To answer God’s call, you don’t have to be a preacher, or a missionary, or an architect of church buildings, or a doctor at a free clinic. Opportunities come to us every day. Yesterday morning, I saw a poor old woman shivering in front of the Allentown Public Library. She asked me for two dollars. I went back to my car and got the money, and said, “God bless you.” I was sure she wouldn’t use the money to pay overdue fines, but I didn’t care. Unfortunately there was a time in my life when I had called street people, “panhandlers,” and looked the other way when they asked me for money. I assumed they wanted to buy drugs. Now I try to help whenever I can without judging motives. God calls us to respect the dignity of every human being. It’s like giving a couple of cans of ravioli to the Food Pantry--- not a big deal.
God called Jeremiah not only to “build and to plant,” but also to “pluck up and pull down.” The prophet had to preach messages his people didn’t want to hear. The “pulling down” may have to happen before planting can take place. Jeremiah’s job became a lot tougher when he spoke truth to power. Christians have to “just say no,” and speak words of judgment on occasion. For example, people of faith have gotten more forthright about speaking for or against violence in our culture, after twenty people were killed in Newtown, CT. Is it political? Yes, it is, somewhat. But it’s biblical too.
Ten years ago, I had the good fortune to meet a remarkable man who set a Christlike example for everyone he knew. The Reverend Robert L. DeWitt, a retired bishop of the Episcopal Church in America, was my parents’ next door neighbor when I was in seminary. He had served as the Bishop of Philadelphia in the sixties and seventies. During his time in office, Reverend DeWitt spoke out against racism and gender bias in the church. In 1974, he was disciplined by the head of his denomination for ordaining eleven women to the Episcopal priesthood when it wasn’t officially approved yet.

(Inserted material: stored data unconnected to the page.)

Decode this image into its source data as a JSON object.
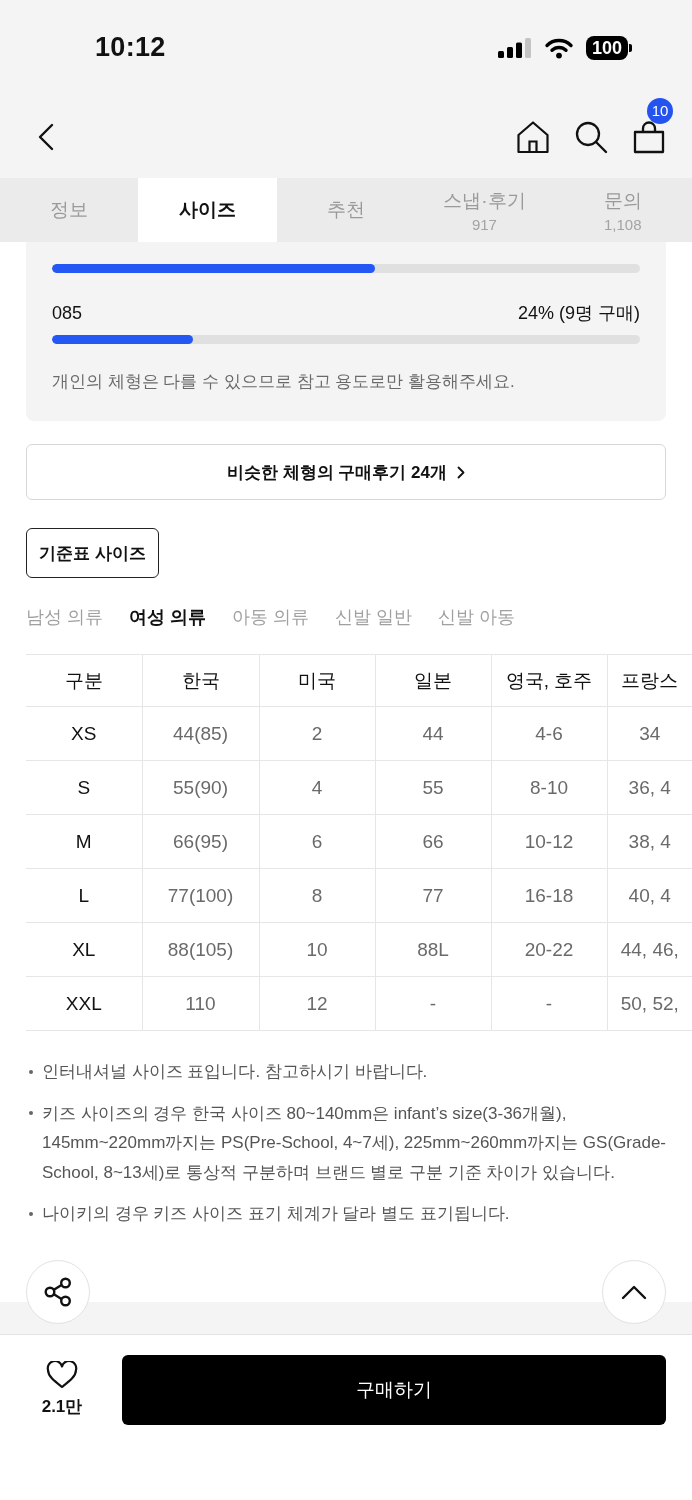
{
  "status_bar": {
    "time": "10:12",
    "battery": "100"
  },
  "nav": {
    "cart_count": "10"
  },
  "tabs": [
    {
      "label": "정보",
      "selected": false
    },
    {
      "label": "사이즈",
      "selected": true
    },
    {
      "label": "추천",
      "selected": false
    },
    {
      "label": "스냅·후기",
      "count": "917",
      "selected": false
    },
    {
      "label": "문의",
      "count": "1,108",
      "selected": false
    }
  ],
  "size_distribution": {
    "bars": [
      {
        "level": 0.55
      },
      {
        "label": "085",
        "reading": "24% (9명 구매)",
        "level": 0.24
      }
    ],
    "note": "개인의 체형은 다를 수 있으므로 참고 용도로만 활용해주세요."
  },
  "similar_reviews_button": "비슷한 체형의 구매후기 24개",
  "size_chart_button": "기준표 사이즈",
  "categories": [
    {
      "label": "남성 의류",
      "selected": false
    },
    {
      "label": "여성 의류",
      "selected": true
    },
    {
      "label": "아동 의류",
      "selected": false
    },
    {
      "label": "신발 일반",
      "selected": false
    },
    {
      "label": "신발 아동",
      "selected": false
    }
  ],
  "size_table": {
    "columns": [
      "구분",
      "한국",
      "미국",
      "일본",
      "영국, 호주",
      "프랑스"
    ],
    "rows": [
      [
        "XS",
        "44(85)",
        "2",
        "44",
        "4-6",
        "34"
      ],
      [
        "S",
        "55(90)",
        "4",
        "55",
        "8-10",
        "36, 4"
      ],
      [
        "M",
        "66(95)",
        "6",
        "66",
        "10-12",
        "38, 4"
      ],
      [
        "L",
        "77(100)",
        "8",
        "77",
        "16-18",
        "40, 4"
      ],
      [
        "XL",
        "88(105)",
        "10",
        "88L",
        "20-22",
        "44, 46,"
      ],
      [
        "XXL",
        "110",
        "12",
        "-",
        "-",
        "50, 52,"
      ]
    ]
  },
  "notes": [
    "인터내셔널 사이즈 표입니다. 참고하시기 바랍니다.",
    "키즈 사이즈의 경우 한국 사이즈 80~140mm은 infant’s size(3-36개월), 145mm~220mm까지는 PS(Pre-School, 4~7세), 225mm~260mm까지는 GS(Grade-School, 8~13세)로 통상적 구분하며 브랜드 별로 구분 기준 차이가 있습니다.",
    "나이키의 경우 키즈 사이즈 표기 체계가 달라 별도 표기됩니다."
  ],
  "like_count": "2.1만",
  "buy_button": "구매하기"
}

Reverend DeWitt was a quiet, wise, gentle man. I could tell what it had cost him, emotionally, to take the stands he took. I cherish a figure of Christ on the cross that I display in our kitchen, because it once belonged to him. He died in 2003.
I truly believe that, even before we were born, we were part of a bigger story that had already taken shape in the mind of God. Acting as God’s children can be a challenge in this crazy world we live in. Listen when God calls you to speak your mind about an injustice. He will touch your courage and put words into your mouth. As Jesus says in our gospel reading, “My teaching is not mine, but His who sent me.” God is with us. We are His messengers. Thanks be to God for this privilege.